As much as I love caffeine, Mozart music, and the sound of a clicking keyboard, I'm aware of the fact that there may come a point where I find myself too dependent on them to keep me sane and writing. While I don't plan on becoming addicted to anything any time soon, I know that those plans could change in the blink of an eye if I'm not careful.

A thought that came up as I was writing this was the idea that inspiration, creativity, and efficiency are what makes us human. They set us apart from animals because animals don't think about anything beyond meeting basic needs. If a fox needs to eat, it'll hunt. If a dog needs to play, it'll play. If a deer needs shelter, it'll find shelter. If a cat needs to take a nap, it'll take a nap. We humans have a very different luxury. We can share stories and opinions with one another, as well as talk to each other about our emotions. We can take a look at the big picture of the world and draw our own conclusions of what it means to be alive. Creativity, inspiration, and efficiency are what drive us forward in everything we do. Whether we're engineers, chefs, actors, therapists, fashion designers, writers, or whatever we might choose to become, we rely heavily on being able to think outside the box and improve our skills as we get older.

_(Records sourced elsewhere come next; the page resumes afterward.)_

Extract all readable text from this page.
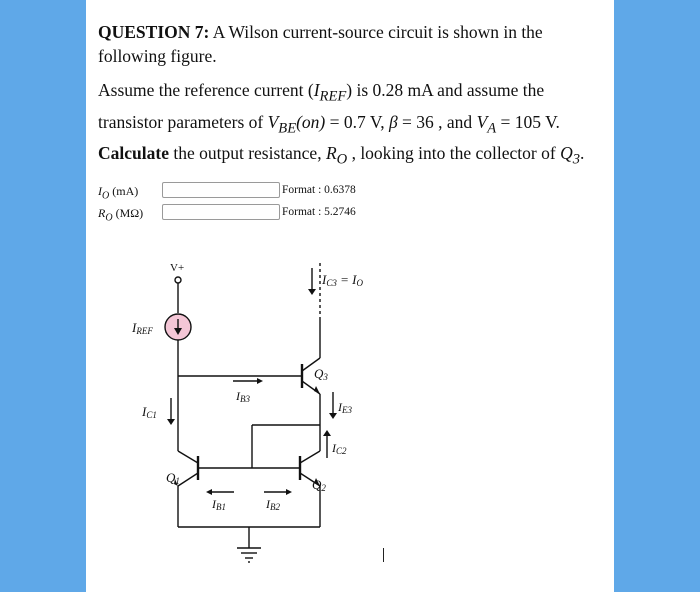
QUESTION 7: A Wilson current-source circuit is shown in the following figure.

Assume the reference current $(I_{REF})$ is 0.28 mA and assume the transistor parameters of $V_{BE}(on) = 0.7$ V, β = 36 , and $V_A = 105$ V.

Calculate the output resistance, $R_O$ , looking into the collector of $Q_3$.

$I_O$ (mA)	Format : 0.6378
$R_O$ (MΩ)	Format : 5.2746
V+
IREF
IC3 = IO
Q3
IB3
IE3
IC1
IC2
Q1	Q2
IB1	IB2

Does this mean that I'm addicted to being a human being? If it takes creativity, inspiration, and efficiency to create a human being, then I suppose you could say that I am addicted to being what I am. Is there anything wrong with that? Well, I could see the argument going both ways.

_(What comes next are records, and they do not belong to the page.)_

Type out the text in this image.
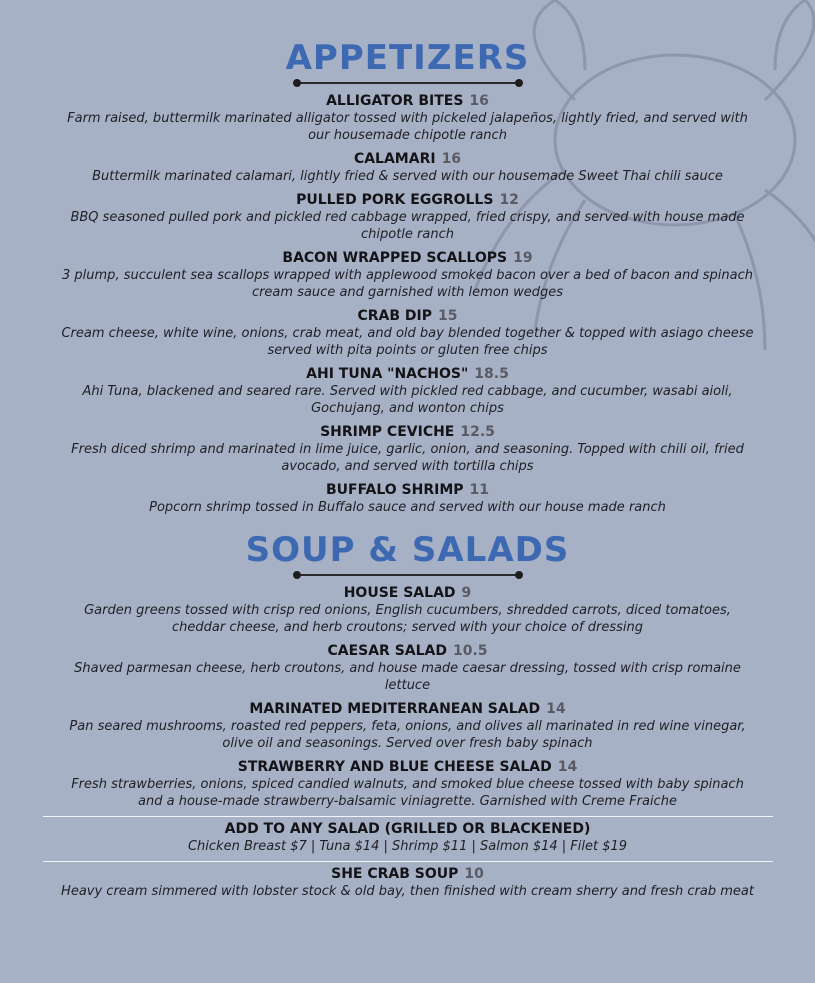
APPETIZERS
ALLIGATOR BITES 16
Farm raised, buttermilk marinated alligator tossed with pickeled jalapeños, lightly fried, and served with our housemade chipotle ranch
CALAMARI 16
Buttermilk marinated calamari, lightly fried & served with our housemade Sweet Thai chili sauce
PULLED PORK EGGROLLS 12
BBQ seasoned pulled pork and pickled red cabbage wrapped, fried crispy, and served with house made chipotle ranch
BACON WRAPPED SCALLOPS 19
3 plump, succulent sea scallops wrapped with applewood smoked bacon over a bed of bacon and spinach cream sauce and garnished with lemon wedges
CRAB DIP 15
Cream cheese, white wine, onions, crab meat, and old bay blended together & topped with asiago cheese served with pita points or gluten free chips
AHI TUNA "NACHOS" 18.5
Ahi Tuna, blackened and seared rare. Served with pickled red cabbage, and cucumber, wasabi aioli, Gochujang, and wonton chips
SHRIMP CEVICHE 12.5
Fresh diced shrimp and marinated in lime juice, garlic, onion, and seasoning. Topped with chili oil, fried avocado, and served with tortilla chips
BUFFALO SHRIMP 11
Popcorn shrimp tossed in Buffalo sauce and served with our house made ranch
SOUP & SALADS
HOUSE SALAD 9
Garden greens tossed with crisp red onions, English cucumbers, shredded carrots, diced tomatoes, cheddar cheese, and herb croutons; served with your choice of dressing
CAESAR SALAD 10.5
Shaved parmesan cheese, herb croutons, and house made caesar dressing, tossed with crisp romaine lettuce
MARINATED MEDITERRANEAN SALAD 14
Pan seared mushrooms, roasted red peppers, feta, onions, and olives all marinated in red wine vinegar, olive oil and seasonings. Served over fresh baby spinach
STRAWBERRY AND BLUE CHEESE SALAD 14
Fresh strawberries, onions, spiced candied walnuts, and smoked blue cheese tossed with baby spinach and a house-made strawberry-balsamic viniagrette. Garnished with Creme Fraiche
ADD TO ANY SALAD (GRILLED OR BLACKENED)
Chicken Breast $7 | Tuna $14 | Shrimp $11 | Salmon $14 | Filet $19
SHE CRAB SOUP 10
Heavy cream simmered with lobster stock & old bay, then finished with cream sherry and fresh crab meat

On one hand, as humans, we need to acknowledge who we are, what we want from life, and how we can achieve what we want. But on the other hand, I don't want to lose sight of what I already have and what I'm grateful to have. If I can't appreciate anything now, how can I hope to appreciate anything in the future? So as far as an addiction to being a human being goes, I suppose there's no clear cut answer as to what's right or wrong. But if being human means being able to ask questions like this, I can live with that.